To lend their authority to the debate regarding meat consumption, the speakers at the conference created the "Dublin Declaration of Scientists on the Societal Role of Livestock." This document lays out the importance of livestock systems to mankind, as well as the obstacles they pose, in order to create a complete picture of why agriculture is necessary to the world and how going vegan will not solve the planetary challenges we face. The petition was created to bring together scientists who are working “to achieve a balanced view of the future of animal agriculture.” To date, over 700 scientists have signed the declaration.

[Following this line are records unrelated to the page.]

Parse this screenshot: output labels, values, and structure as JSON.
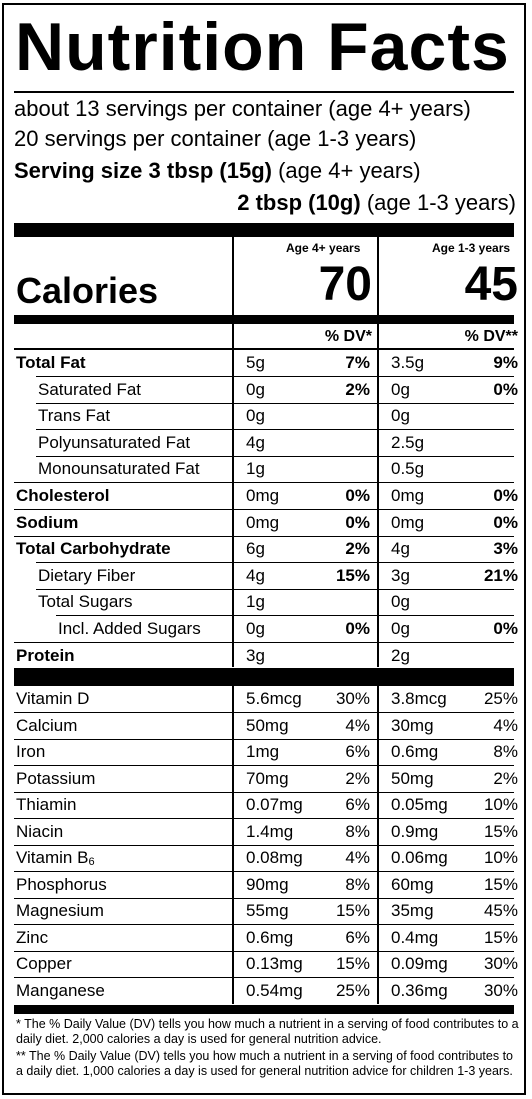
{
  "title": "Nutrition Facts",
  "servings": [
    "about 13 servings per container (age 4+ years)",
    "20 servings per container (age 1-3 years)"
  ],
  "serving_size": {
    "label": "Serving size",
    "amount_adult": "3 tbsp (15g)",
    "note_adult": "(age 4+ years)",
    "amount_child": "2 tbsp (10g)",
    "note_child": "(age 1-3 years)"
  },
  "columns": {
    "adult_header": "Age 4+ years",
    "child_header": "Age 1-3 years",
    "adult_dv": "% DV*",
    "child_dv": "% DV**"
  },
  "calories": {
    "label": "Calories",
    "adult": "70",
    "child": "45"
  },
  "nutrients": [
    {
      "name": "Total Fat",
      "bold": true,
      "indent": 0,
      "a1": "5g",
      "p1": "7%",
      "a2": "3.5g",
      "p2": "9%"
    },
    {
      "name": "Saturated Fat",
      "bold": false,
      "indent": 1,
      "a1": "0g",
      "p1": "2%",
      "a2": "0g",
      "p2": "0%"
    },
    {
      "name": "Trans Fat",
      "bold": false,
      "indent": 1,
      "a1": "0g",
      "p1": "",
      "a2": "0g",
      "p2": ""
    },
    {
      "name": "Polyunsaturated Fat",
      "bold": false,
      "indent": 1,
      "a1": "4g",
      "p1": "",
      "a2": "2.5g",
      "p2": ""
    },
    {
      "name": "Monounsaturated Fat",
      "bold": false,
      "indent": 1,
      "a1": "1g",
      "p1": "",
      "a2": "0.5g",
      "p2": ""
    },
    {
      "name": "Cholesterol",
      "bold": true,
      "indent": 0,
      "a1": "0mg",
      "p1": "0%",
      "a2": "0mg",
      "p2": "0%"
    },
    {
      "name": "Sodium",
      "bold": true,
      "indent": 0,
      "a1": "0mg",
      "p1": "0%",
      "a2": "0mg",
      "p2": "0%"
    },
    {
      "name": "Total Carbohydrate",
      "bold": true,
      "indent": 0,
      "a1": "6g",
      "p1": "2%",
      "a2": "4g",
      "p2": "3%"
    },
    {
      "name": "Dietary Fiber",
      "bold": false,
      "indent": 1,
      "a1": "4g",
      "p1": "15%",
      "a2": "3g",
      "p2": "21%"
    },
    {
      "name": "Total Sugars",
      "bold": false,
      "indent": 1,
      "a1": "1g",
      "p1": "",
      "a2": "0g",
      "p2": ""
    },
    {
      "name": "Incl. Added Sugars",
      "bold": false,
      "indent": 2,
      "a1": "0g",
      "p1": "0%",
      "a2": "0g",
      "p2": "0%"
    },
    {
      "name": "Protein",
      "bold": true,
      "indent": 0,
      "a1": "3g",
      "p1": "",
      "a2": "2g",
      "p2": ""
    }
  ],
  "vitamins": [
    {
      "name": "Vitamin D",
      "a1": "5.6mcg",
      "p1": "30%",
      "a2": "3.8mcg",
      "p2": "25%"
    },
    {
      "name": "Calcium",
      "a1": "50mg",
      "p1": "4%",
      "a2": "30mg",
      "p2": "4%"
    },
    {
      "name": "Iron",
      "a1": "1mg",
      "p1": "6%",
      "a2": "0.6mg",
      "p2": "8%"
    },
    {
      "name": "Potassium",
      "a1": "70mg",
      "p1": "2%",
      "a2": "50mg",
      "p2": "2%"
    },
    {
      "name": "Thiamin",
      "a1": "0.07mg",
      "p1": "6%",
      "a2": "0.05mg",
      "p2": "10%"
    },
    {
      "name": "Niacin",
      "a1": "1.4mg",
      "p1": "8%",
      "a2": "0.9mg",
      "p2": "15%"
    },
    {
      "name": "Vitamin B",
      "sub": "6",
      "a1": "0.08mg",
      "p1": "4%",
      "a2": "0.06mg",
      "p2": "10%"
    },
    {
      "name": "Phosphorus",
      "a1": "90mg",
      "p1": "8%",
      "a2": "60mg",
      "p2": "15%"
    },
    {
      "name": "Magnesium",
      "a1": "55mg",
      "p1": "15%",
      "a2": "35mg",
      "p2": "45%"
    },
    {
      "name": "Zinc",
      "a1": "0.6mg",
      "p1": "6%",
      "a2": "0.4mg",
      "p2": "15%"
    },
    {
      "name": "Copper",
      "a1": "0.13mg",
      "p1": "15%",
      "a2": "0.09mg",
      "p2": "30%"
    },
    {
      "name": "Manganese",
      "a1": "0.54mg",
      "p1": "25%",
      "a2": "0.36mg",
      "p2": "30%"
    }
  ],
  "footnotes": [
    "* The % Daily Value (DV) tells you how much a nutrient in a serving of food contributes to a daily diet. 2,000 calories a day is used for general nutrition advice.",
    "** The % Daily Value (DV) tells you how much a nutrient in a serving of food contributes to a daily diet. 1,000 calories a day is used for general nutrition advice for children 1-3 years."
  ]
}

No one in Irish agriculture is denying the severity of climate change and the need for everyone to make changes to safeguard the future. However, as Teagasc’s summit in Dublin thoroughly explored, vastly reducing the number of livestock in the world is unlikely to be the best way to save the planet. Moving forward, those involved in the debate over meat consumption should be less entrenched in their viewpoints and look to the data. Ultimately, the discussion needs to be more nuanced. Reducing the environmental impact of livestock should be more about the way we farm as opposed to abolishing it, as well as recognizing the larger picture that includes the societal benefits – and necessity – of animal farming.